A Boeing 737 MAX 9 test aircraft is visualized at Boeing Field on March 22, 2019 in Seattle, Washington.
Stephen Brashear | Getty Images
Federal Aviation Administration Chief Steve Dickson is set to perform an examination flight at the controls of a Boeing 737 Max next week, a turning point as the U.S. planemaker works to win approval to resume flights, the firm informed legislators.
The Boeing 737 Max has actually been grounded because March 2019 after 2 deadly crashes eliminated 346 individuals. Dickson, who was formerly an airline pilot, prepares to go through simulator training prior to the flight and will then share his observations with FAA technical personnel.
The FAA informed legislators that Dickson and FAA Deputy Administrator Dan Elwell “will be in Seattle next week to take the recommended training.” The flight by Dickson will meet “his promise to fly the aircraft before the FAA approves its return to service.”
Boeing shares were up 6%.
Earlier Friday, Europe’s primary air travel security regulator stated the Max might get regulative approval to resume flying in November and go into service by the end of the year.

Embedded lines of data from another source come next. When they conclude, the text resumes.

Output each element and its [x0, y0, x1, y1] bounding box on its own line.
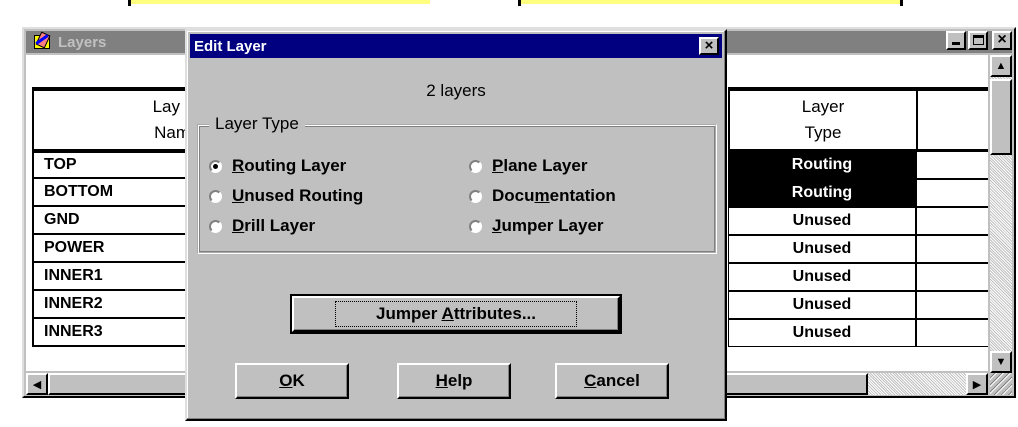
- layer-type-group-label: Layer Type: [209, 114, 305, 134]
- dialog-close-button[interactable]: ×: [699, 37, 719, 55]
- column-header-empty: [918, 87, 988, 151]
- layer-type-cell[interactable]: Routing: [728, 179, 916, 207]
- help-button[interactable]: Help: [397, 363, 511, 399]
- layer-name-column: TOP BOTTOM GND POWER INNER1 INNER2 INNER3: [32, 151, 192, 347]
- vertical-scrollbar[interactable]: ▲ ▼: [990, 55, 1012, 373]
- column-header-layer-name[interactable]: Lay Nam: [32, 87, 192, 151]
- radio-indicator: [209, 159, 222, 173]
- empty-cell: [916, 179, 988, 207]
- radio-indicator: [209, 219, 222, 233]
- radio-indicator: [469, 159, 482, 173]
- radio-jumper-label: Jumper Layer: [492, 216, 604, 235]
- close-icon: ×: [704, 37, 714, 54]
- arrow-right-icon: ▶: [972, 378, 982, 391]
- radio-indicator: [469, 189, 482, 203]
- close-icon: ×: [997, 31, 1007, 48]
- selected-layer-count: 2 layers: [426, 81, 486, 100]
- arrow-up-icon: ▲: [995, 60, 1007, 72]
- cancel-label: Cancel: [584, 371, 640, 390]
- radio-jumper-layer[interactable]: Jumper Layer: [469, 216, 604, 236]
- radio-unused-routing[interactable]: Unused Routing: [209, 186, 363, 206]
- radio-indicator: [209, 189, 222, 203]
- scroll-up-button[interactable]: ▲: [990, 55, 1012, 77]
- scroll-left-button[interactable]: ◀: [26, 373, 48, 395]
- minimize-icon: [952, 42, 960, 45]
- radio-plane-label: Plane Layer: [492, 156, 588, 175]
- layer-name-cell[interactable]: INNER2: [32, 291, 192, 319]
- layers-app-icon: [32, 31, 54, 52]
- dialog-titlebar[interactable]: Edit Layer ×: [190, 34, 722, 58]
- cancel-button[interactable]: Cancel: [555, 363, 669, 399]
- empty-cell: [916, 291, 988, 319]
- radio-routing-label: Routing Layer: [232, 156, 347, 175]
- arrow-left-icon: ◀: [32, 378, 42, 391]
- layer-name-cell[interactable]: BOTTOM: [32, 179, 192, 207]
- layer-type-cell[interactable]: Unused: [728, 291, 916, 319]
- help-label: Help: [435, 371, 473, 390]
- header-type-line1: Layer: [801, 97, 845, 116]
- radio-drill-label: Drill Layer: [232, 216, 316, 235]
- radio-unused-label: Unused Routing: [232, 186, 364, 205]
- jumper-attributes-button[interactable]: Jumper Attributes...: [290, 294, 622, 334]
- maximize-button[interactable]: [968, 31, 988, 50]
- size-grip[interactable]: [990, 373, 1012, 395]
- minimize-button[interactable]: [946, 31, 966, 50]
- arrow-down-icon: ▼: [995, 356, 1007, 368]
- radio-plane-layer[interactable]: Plane Layer: [469, 156, 587, 176]
- layer-name-cell[interactable]: POWER: [32, 235, 192, 263]
- empty-cell: [916, 319, 988, 347]
- radio-routing-layer[interactable]: Routing Layer: [209, 156, 346, 176]
- empty-cell: [916, 151, 988, 179]
- layer-name-cell[interactable]: INNER1: [32, 263, 192, 291]
- ok-label: OK: [279, 371, 305, 390]
- vertical-scroll-thumb[interactable]: [990, 79, 1012, 155]
- layer-name-cell[interactable]: INNER3: [32, 319, 192, 347]
- scroll-down-button[interactable]: ▼: [990, 351, 1012, 373]
- empty-cell: [916, 235, 988, 263]
- header-name-line1: Lay: [152, 97, 180, 116]
- close-window-button[interactable]: ×: [992, 31, 1012, 50]
- layer-type-cell[interactable]: Unused: [728, 319, 916, 347]
- layer-type-cell[interactable]: Unused: [728, 263, 916, 291]
- jumper-attributes-label: Jumper Attributes...: [335, 301, 577, 327]
- radio-indicator: [469, 219, 482, 233]
- layer-type-cell[interactable]: Unused: [728, 207, 916, 235]
- column-header-layer-type[interactable]: Layer Type: [728, 87, 918, 151]
- edit-layer-dialog: Edit Layer × 2 layers Layer Type Routing…: [185, 29, 727, 421]
- dialog-title: Edit Layer: [194, 37, 267, 55]
- layer-name-cell[interactable]: GND: [32, 207, 192, 235]
- layer-name-cell[interactable]: TOP: [32, 151, 192, 179]
- scroll-right-button[interactable]: ▶: [966, 373, 988, 395]
- radio-documentation-label: Documentation: [492, 186, 616, 205]
- radio-documentation[interactable]: Documentation: [469, 186, 616, 206]
- layer-type-cell[interactable]: Routing: [728, 151, 916, 179]
- radio-drill-layer[interactable]: Drill Layer: [209, 216, 315, 236]
- layer-type-cell[interactable]: Unused: [728, 235, 916, 263]
- empty-cell: [916, 263, 988, 291]
- layers-window-title: Layers: [58, 33, 107, 51]
- layer-type-group: Layer Type Routing Layer Unused Routing …: [197, 114, 717, 254]
- ok-button[interactable]: OK: [235, 363, 349, 399]
- header-type-line2: Type: [804, 123, 842, 142]
- empty-cell: [916, 207, 988, 235]
- maximize-icon: [973, 35, 984, 45]
- background-strip: [120, 0, 910, 6]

“For the first time in a year and a half, I can say there’s an end in sight to work on the Max,” stated Patrick Ky, executive director of the European Union Aviation Safety Agency (EASA).
Ky stated Boeing had actually accepted set up the electronic third-sensor system on the next variation of the aircraft, the 230-seat 737 Max 10, followed by retrofits on the remainder of the fleet later on.